Account Information

Financial Statement Statement of Financial Position
Normal Balance Debit

Definition

Cash advances given to employees for business purposes

📐 IFRS vs US GAAP Accounting Treatment

IFRS IAS 19 Employee Benefits
US GAAP ASC 310 Receivables

❓ Frequently Asked Questions

Q: What are Employee Advances?

A: Employee Advances are cash amounts given to employees to cover future business expenses such as travel, purchasing supplies, or petty cash. They are considered a current asset (receivable) on the balance sheet until settled with actual expenses or returned.

Q: How is an employee advance recorded?

A: An employee advance is recorded with the entry: Dr. Employee Advances, Cr. Cash in Hand or Bank Account. When the employee submits actual expenses, the entry is: Dr. Relevant Expense Account, Cr. Employee Advances (to settle the advance).

Q: What happens if an employee does not settle the advance?

A: If the employee does not settle the advance (submit invoices or return the amount), the balance is treated as a regular receivable. The amount can be deducted from the employee\'s salary or pursued legally. If recovery is hopeless, it is written off as a bad debt expense.

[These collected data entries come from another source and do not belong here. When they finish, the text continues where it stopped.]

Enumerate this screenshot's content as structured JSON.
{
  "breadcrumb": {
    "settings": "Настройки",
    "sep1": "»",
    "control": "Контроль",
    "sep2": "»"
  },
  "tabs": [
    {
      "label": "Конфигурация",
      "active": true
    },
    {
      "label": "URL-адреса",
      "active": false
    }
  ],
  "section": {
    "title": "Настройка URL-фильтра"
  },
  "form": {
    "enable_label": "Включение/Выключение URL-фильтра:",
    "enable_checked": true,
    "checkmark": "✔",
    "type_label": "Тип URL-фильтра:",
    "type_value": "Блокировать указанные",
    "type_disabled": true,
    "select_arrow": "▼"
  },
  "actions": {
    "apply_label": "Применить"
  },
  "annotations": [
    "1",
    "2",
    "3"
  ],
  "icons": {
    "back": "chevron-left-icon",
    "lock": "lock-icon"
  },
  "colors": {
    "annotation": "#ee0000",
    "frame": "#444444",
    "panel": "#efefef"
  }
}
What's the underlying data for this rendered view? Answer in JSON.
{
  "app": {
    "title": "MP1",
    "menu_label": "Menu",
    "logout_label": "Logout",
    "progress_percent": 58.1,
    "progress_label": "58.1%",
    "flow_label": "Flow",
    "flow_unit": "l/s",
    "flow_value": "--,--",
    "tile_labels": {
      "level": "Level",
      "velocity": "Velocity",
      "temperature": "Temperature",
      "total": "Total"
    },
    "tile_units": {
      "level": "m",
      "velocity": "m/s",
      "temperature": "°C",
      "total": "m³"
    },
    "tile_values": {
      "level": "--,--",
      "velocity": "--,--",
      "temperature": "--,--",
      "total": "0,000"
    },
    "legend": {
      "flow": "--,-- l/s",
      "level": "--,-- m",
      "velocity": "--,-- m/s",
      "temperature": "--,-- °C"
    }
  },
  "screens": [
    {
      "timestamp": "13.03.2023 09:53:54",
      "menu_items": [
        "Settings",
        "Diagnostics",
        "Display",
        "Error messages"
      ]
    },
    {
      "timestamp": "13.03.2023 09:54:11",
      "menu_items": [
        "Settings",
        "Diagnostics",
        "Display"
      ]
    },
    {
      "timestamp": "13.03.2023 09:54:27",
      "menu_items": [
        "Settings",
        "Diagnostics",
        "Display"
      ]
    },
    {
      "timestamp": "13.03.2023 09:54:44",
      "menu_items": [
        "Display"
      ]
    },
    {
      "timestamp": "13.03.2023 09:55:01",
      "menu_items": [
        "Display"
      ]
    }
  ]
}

Q: What is the difference between an employee advance and a petty cash fund?

A: Advance: a fixed amount given to an employee for recurring expenses (e.g., petty cash) and settled periodically. Petty cash: a revolving fund for small expenses.

Q: How are employee advances inventoried at period end?

A: The book balance of the advance is matched with (remaining cash + value of invoices and documents). Any shortage or surplus is recorded in the inventory differences account.

Q: How is an employee advance settled?

A: By the employee providing invoices and documents covering the expenses, then the entry: Dr. Various Expense Accounts, Cr. Employee Advances.

Q: What happens if an employee leaves the service with an unsettled advance?

A: The amount is deducted from his final entitlements (last month's salary, end-of-service benefit). If insufficient, it is pursued legally or written off as a bad debt expense.